The MPC voted unanimously (6-0) to hike the repo rate by 25bp to 6.25%, a slight surprise to expectations of continuation of the status quo, although the decision was a close call, according to analysts at Nomura.
Key Quotes
“Given domestic inflationary pressures and external risks, the pre-emptive move is the right one, in our view. Despite the rate hike, the RBI retained a “neutral” policy stance, indicating it remains “data dependent” and suggesting to us that it is not embarking on a tightening cycle.”

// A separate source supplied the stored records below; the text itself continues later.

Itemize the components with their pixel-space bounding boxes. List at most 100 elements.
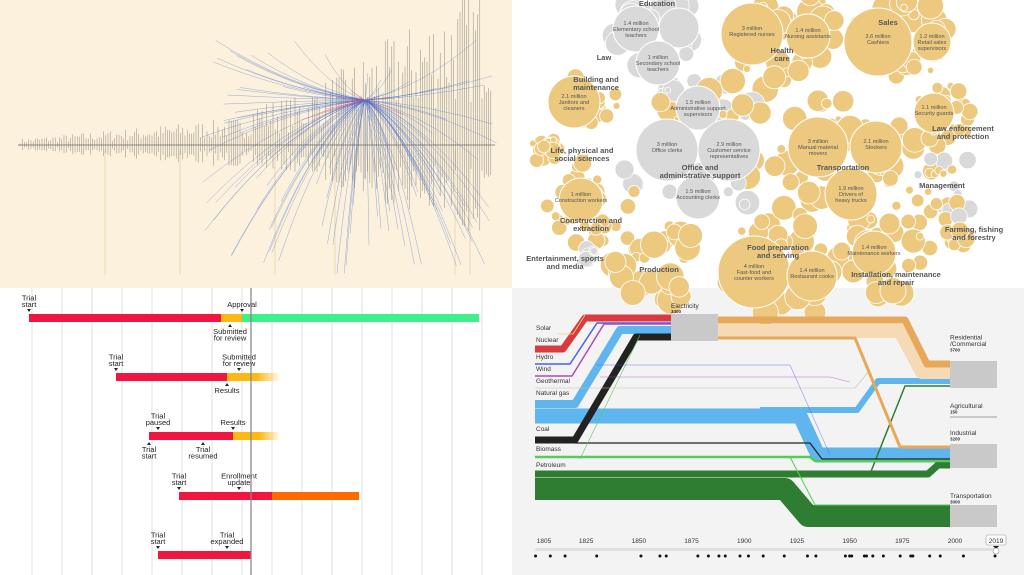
occupation-bubble — [614, 159, 635, 180]
event-dot[interactable] — [746, 554, 750, 558]
occupation-bubble-labeled — [849, 120, 903, 174]
event-dot[interactable] — [761, 554, 765, 558]
sankey-chart: Solar Nuclear Hydro Wind Geothermal Natural g… — [534, 303, 1007, 558]
highlight-line — [364, 99, 422, 265]
highlight-line — [329, 99, 366, 169]
event-dot[interactable] — [928, 554, 932, 558]
event-dot[interactable] — [696, 554, 700, 558]
event-label-line: Trial — [151, 531, 166, 540]
event-dot[interactable] — [548, 554, 552, 558]
group-label-line: and serving — [757, 251, 800, 260]
job-value-label: 1.1 million — [921, 105, 946, 111]
occupation-bubble — [905, 185, 914, 195]
highlight-line — [364, 99, 390, 232]
job-value-label: 3.6 million — [865, 34, 890, 40]
job-title-label: Fast-food and counter workers — [734, 270, 774, 282]
highlight-line — [364, 99, 451, 245]
job-title-label-line: cleaners — [563, 106, 584, 112]
event-dot[interactable] — [563, 554, 567, 558]
event-dot[interactable] — [871, 554, 875, 558]
occupation-bubble-labeled — [675, 174, 721, 220]
event-dot[interactable] — [911, 554, 915, 558]
event-dot[interactable] — [723, 554, 727, 558]
job-title-label: Nursing assistants — [785, 34, 831, 40]
group-label-line: Transportation — [817, 163, 870, 172]
group-label-line: and forestry — [952, 233, 996, 242]
job-title-label: Manual material movers — [798, 145, 838, 157]
trial-segment-yellow — [221, 314, 242, 322]
event-dot[interactable] — [534, 554, 538, 558]
selected-year-box[interactable] — [985, 534, 1007, 546]
event-dot[interactable] — [595, 554, 599, 558]
group-label-line: Law enforcement — [932, 124, 994, 133]
occupation-bubble — [797, 180, 821, 205]
highlight-line — [364, 99, 485, 265]
sink-node — [950, 444, 997, 468]
event-dot[interactable] — [639, 554, 643, 558]
event-dot[interactable] — [961, 554, 965, 558]
event-dot[interactable] — [993, 554, 997, 558]
event-dot[interactable] — [848, 554, 852, 558]
sink-label: Industrial — [950, 430, 977, 437]
occupation-bubble-labeled — [558, 177, 604, 223]
time-slider-track[interactable] — [535, 548, 997, 551]
year-tick-label: 1805 — [537, 538, 552, 545]
group-label: Installation, maintenance and repair — [851, 270, 941, 287]
event-dot[interactable] — [706, 554, 710, 558]
energy-flow — [535, 478, 950, 527]
group-label-line: care — [774, 54, 789, 63]
job-title-label-line: counter workers — [734, 276, 774, 282]
job-value-label: 1.4 million — [623, 21, 648, 27]
event-dot[interactable] — [738, 554, 742, 558]
event-dot[interactable] — [717, 554, 721, 558]
source-label: Natural gas — [536, 390, 570, 397]
trial-segment-yellow — [233, 432, 281, 440]
occupation-bubble — [661, 183, 678, 200]
job-title-label-line: Secondary school — [636, 61, 680, 67]
sink-label-line: /Commercial — [950, 341, 987, 348]
event-label-line: Trial — [220, 531, 235, 540]
job-title-label-line: representatives — [710, 154, 748, 160]
event-label: Trial start — [151, 531, 167, 547]
time-slider-handle[interactable] — [992, 547, 1000, 555]
highlight-line — [236, 89, 366, 101]
highlight-line — [271, 99, 366, 228]
event-dot[interactable] — [862, 554, 866, 558]
event-label: Trial start — [22, 294, 38, 310]
event-dot[interactable] — [898, 554, 902, 558]
highlight-line — [326, 99, 366, 199]
event-label: Approval — [227, 300, 257, 309]
event-dot[interactable] — [938, 554, 942, 558]
event-label-line: start — [22, 300, 38, 309]
occupation-bubble — [866, 214, 876, 224]
event-dot[interactable] — [881, 554, 885, 558]
event-dot[interactable] — [814, 554, 818, 558]
event-label: Trial start — [109, 353, 125, 369]
event-dot[interactable] — [805, 554, 809, 558]
event-dot[interactable] — [658, 554, 662, 558]
highlight-line — [364, 99, 391, 212]
event-marker — [114, 368, 118, 371]
occupation-bubble-labeled — [912, 22, 952, 62]
event-dot[interactable] — [664, 554, 668, 558]
occupation-bubble — [878, 212, 901, 235]
slider-pointer-icon — [993, 546, 999, 549]
event-dot[interactable] — [782, 554, 786, 558]
event-dot[interactable] — [909, 554, 913, 558]
trial-segment-orange — [272, 492, 359, 500]
job-title-label: Retail sales supervisors — [918, 40, 947, 52]
group-label: Farming, fishing and forestry — [945, 225, 1004, 242]
event-label: Trial paused — [146, 412, 171, 428]
highlight-line — [236, 55, 366, 101]
event-dot[interactable] — [850, 554, 854, 558]
event-dot[interactable] — [864, 554, 868, 558]
job-value-label: 2.1 million — [863, 139, 888, 145]
sink-value: 3000 — [950, 500, 961, 505]
job-title-label-line: Cashiers — [867, 40, 889, 46]
trial-segment-red — [29, 314, 221, 322]
event-dot[interactable] — [843, 554, 847, 558]
occupation-bubble — [612, 101, 621, 110]
event-label-line: update — [228, 478, 251, 487]
job-title-label: Accounting clerks — [676, 195, 720, 201]
group-label-line: Construction and — [560, 216, 622, 225]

“The RBI’s policy statement reveals that this course-correction was primarily triggered by the surprise hardening of core inflation in April, and escalation of crude oil prices. In tandem with this policy outlook, the RBI has revised up its CPI inflation forecast to 4.8- 4.9% y-o-y in H1FY19 (from 4.7-5.1%) and its H2 projection to 4.7% (from 4.4%). While the GDP growth projection has been retained at 7.4% for FY19, (year-ending March 2019), the H1 projection has been raised to 7.5-7.6% (from 7.3-7.4% previously) and the H2 projection tightened to 7.3-7.4% (from 7.3-7.6%), with risks evenly balanced.”
“While the hike has come earlier than expected, we still expect another 25bp hike at the 1 August policy review meeting, followed by continuation of the status quo. Growth and inflation are still heading higher, which should result in further front-loaded policy tightening. However, we expect recent tightening of financial conditions and higher oil prices to slow growth in H2 FY19 and hence see rates on hold after August. In our view, the RBI will need to consider tightening beyond this stage if oil prices move above $80/bbl sustainably, if the government embarks on populist policies ahead of elections that entail fiscal slippage, and if balance-of-payments pressures re-emerge.”
“Our confidence in INR is strengthened after this hike. Positivity comes from INR valuations, stabilisation of global risk conditions, lower oil prices, a significant unwinding of foreign investor bond and equity positioning, and ample FX reserves. Rates strategy: We expect the market to continue pricing in a more-than-50% probability of a hike in August while the RBI’s neutral stance will make it difficult to reprice terminal rate expectations significantly from current levels. This supports flatter curves in our view. On bonds, we suggest maintaining a neutral to modest underweight stance.”